Government Spending in Texas: The Basics

In Texas, most state spending is in the areas of education, health and human services, and public safety and criminal justice.

Appropriations for the 2018-19 biennium, and change in all funds appropriations 1996-97 vs 2018-19 biennia, by article

From Texas Comptroller of Public Accounts, Spending By Article (Nov. 2018)

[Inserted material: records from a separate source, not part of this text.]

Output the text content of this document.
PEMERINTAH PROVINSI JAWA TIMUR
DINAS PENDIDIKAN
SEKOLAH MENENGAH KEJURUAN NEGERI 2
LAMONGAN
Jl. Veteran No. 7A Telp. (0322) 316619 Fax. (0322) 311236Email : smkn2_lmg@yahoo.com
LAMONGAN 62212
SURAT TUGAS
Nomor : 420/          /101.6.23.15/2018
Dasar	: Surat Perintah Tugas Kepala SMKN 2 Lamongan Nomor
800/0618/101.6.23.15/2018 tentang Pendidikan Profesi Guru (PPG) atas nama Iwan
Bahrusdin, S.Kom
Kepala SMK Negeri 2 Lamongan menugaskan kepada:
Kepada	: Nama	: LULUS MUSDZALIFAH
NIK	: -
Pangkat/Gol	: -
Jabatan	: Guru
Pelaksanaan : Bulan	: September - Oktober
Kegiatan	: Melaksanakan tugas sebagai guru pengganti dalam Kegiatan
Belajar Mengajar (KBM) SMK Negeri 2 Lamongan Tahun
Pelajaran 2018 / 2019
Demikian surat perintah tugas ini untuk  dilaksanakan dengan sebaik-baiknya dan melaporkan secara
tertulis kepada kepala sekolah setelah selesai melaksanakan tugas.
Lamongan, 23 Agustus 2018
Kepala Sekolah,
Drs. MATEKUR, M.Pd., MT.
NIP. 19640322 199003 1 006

A Closer Look: Health & Human Services

As the figure above illustrates, spending on health and human services was the second-highest category of spending in the 2018-19 biennium — and spending on this category compared to other state spending increased from 31% in the 1996-97 biennium to 36.4% in the 2018-19 biennium (during this same period, state expenditures increased overall, with 2018-19 expenditures totaling 167.2% compared to those from 1996-97).  Much of the state’s health and human services funding is related to Medicaid, which is a federal social welfare program that is jointly funded by the federal government and state governments.  Medicaid is one of the largest state budget expenditures and accounts for around one-fourth of most state budgets.  As medical costs skyrocket, policymakers worry about the ability of states to continue to fund Medicaid benefits at current levels.

Shortfalls in Revenue

Sometimes, revenue projections exceed actual revenue.  Recall that Texas fiscal policy follows a pay-as-you-go system, which means that the state cannot spend more than it receives in revenue.  As a result, when revenue shortfalls occur, the state must either find a way to continue funding current spending levels by tapping into the Rainy Day Fund, borrowing money, or reducing spending.

Reducing Spending

Between legislative sessions, the Legislative Budget Board (LBB) or governor may recommend prohibiting a state agency from spending money appropriated to it by the Texas Legislature (i.e., an involuntary budget reduction), transferring money from one state agency to another, or changing the purpose for which an appropriation was made.  Recommendations made by the LBB require approval from the governor, and recommendations made by the governor require approval from the LBB.

Another method that has been used to reduce spending is a hiring freeze.  For example, in January 2017, Governor Abbott, with the approval of the LBB, implemented a statewide hiring freeze; this prevented many state agencies, from filling vacant positions that were funded by state appropriations through the end of the fiscal year (August 31, 2017).  Some agencies and/or positions were exempted from this hiring freeze.